Something about carrying a film set in the wilderness seems to allow actors to reach a level of ability that they have never been capable of before. Whether it was Tom Hanks in Cast Away, Emile Hirsch in Into the Wild, Willem Dafoe in The Hunter or many other examples we have seen a lot of phenomenal performances from films set in the wilderness. Wild is no different as we get career best work from Reese Witherspoon. Wild ultimately comes across as a lesser Into the Wild, a film that follows a person coming to terms with the faults within mankind through the wilderness, but it does have a lot to offer besides Witherspoon’s performance. This is one of the most realistic interpretations of loneliness in the wilderness that we have ever seen on the big screen and director Jean-Marc Vallee assembles a team of artists that actually bring some interesting technical achievements to fruition that similar films such as Danny Boyle’s 127 Hours have tried and failed to do.

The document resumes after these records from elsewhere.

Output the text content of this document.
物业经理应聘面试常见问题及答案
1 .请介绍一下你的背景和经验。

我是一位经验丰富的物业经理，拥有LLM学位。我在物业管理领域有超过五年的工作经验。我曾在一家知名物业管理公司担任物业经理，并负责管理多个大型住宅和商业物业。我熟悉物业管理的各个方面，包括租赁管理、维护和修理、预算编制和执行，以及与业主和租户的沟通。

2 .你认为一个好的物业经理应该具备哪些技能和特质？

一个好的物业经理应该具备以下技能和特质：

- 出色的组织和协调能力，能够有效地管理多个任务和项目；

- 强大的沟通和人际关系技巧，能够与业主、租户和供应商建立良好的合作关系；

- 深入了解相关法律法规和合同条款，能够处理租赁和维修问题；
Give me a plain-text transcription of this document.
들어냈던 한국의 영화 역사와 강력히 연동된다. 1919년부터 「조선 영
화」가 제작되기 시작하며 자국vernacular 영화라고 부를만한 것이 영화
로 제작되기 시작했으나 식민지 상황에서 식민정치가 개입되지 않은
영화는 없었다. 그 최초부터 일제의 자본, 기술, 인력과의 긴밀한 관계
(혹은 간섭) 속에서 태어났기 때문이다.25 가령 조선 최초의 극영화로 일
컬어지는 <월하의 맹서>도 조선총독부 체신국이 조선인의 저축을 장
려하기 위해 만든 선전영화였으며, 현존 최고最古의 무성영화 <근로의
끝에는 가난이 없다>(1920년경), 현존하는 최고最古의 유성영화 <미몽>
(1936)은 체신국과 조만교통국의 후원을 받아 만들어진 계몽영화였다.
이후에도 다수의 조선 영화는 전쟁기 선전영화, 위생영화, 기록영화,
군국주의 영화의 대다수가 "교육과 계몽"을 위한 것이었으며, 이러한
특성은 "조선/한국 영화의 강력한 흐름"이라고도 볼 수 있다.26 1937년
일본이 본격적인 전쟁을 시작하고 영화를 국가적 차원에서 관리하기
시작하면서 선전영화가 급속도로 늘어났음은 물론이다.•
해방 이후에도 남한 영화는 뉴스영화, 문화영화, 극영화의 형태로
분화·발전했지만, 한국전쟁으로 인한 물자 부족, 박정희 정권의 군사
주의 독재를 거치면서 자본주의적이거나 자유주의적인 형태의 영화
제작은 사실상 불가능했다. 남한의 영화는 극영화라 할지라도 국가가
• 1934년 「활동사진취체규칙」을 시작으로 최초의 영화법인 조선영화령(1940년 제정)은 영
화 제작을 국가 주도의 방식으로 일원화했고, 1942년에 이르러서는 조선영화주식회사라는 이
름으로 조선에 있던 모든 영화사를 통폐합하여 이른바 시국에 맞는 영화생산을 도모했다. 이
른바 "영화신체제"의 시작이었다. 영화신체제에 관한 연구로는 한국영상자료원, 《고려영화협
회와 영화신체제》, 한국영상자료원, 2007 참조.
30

Wild tells the true story of Cherly Strayed (Reese Witherspoon), a woman who turns to sex and drugs to cope with the loss of her mother. Determined to get back control over her life, she decides to trek the entire Pacific Crest trail by herself.
The story itself really isn’t the selling point for the film. It’s something that we have seen numerous times before even if it is portrayed in a slightly different fashion. Instead it is Reese Witherspoon’s performance that makes this film worth seeing. It is easy to say that this performance is great because it is so demanding (even if that is true). However, what really makes this performance great is that the little intricacies that Jean-Marc Vallee inserts into the film to make it stand out from similar efforts are put into the film though Reese Witherspoon. Whether it’s the gritty nature of the film (which Witherspoon takes on without fear) or the focus on just how loneliness can affect someone (Witherpoon’s voiceover work is truly haunting even if the sound team deserves just as much credit), Witherspoon finds ways to make this performance and film unique.
Ultimately, the film’s biggest problem also prevents its downfall. So many films of this nature have directors that try too hard and ultimately ruin the film. Jean-Marc Valley does not do that as it’s in his nature to have the performances carry his films. That is what ruined Dallas Buyers Club for me as it seemed like an exercise in acting rather than a film. While he doesn’t insert much style at all into this film (the technical aspects of the film are impressive though), standing out of the way of the narrative and performances does more good than harm in the end.
Wild is a solid if derivative tale of survival in the wild.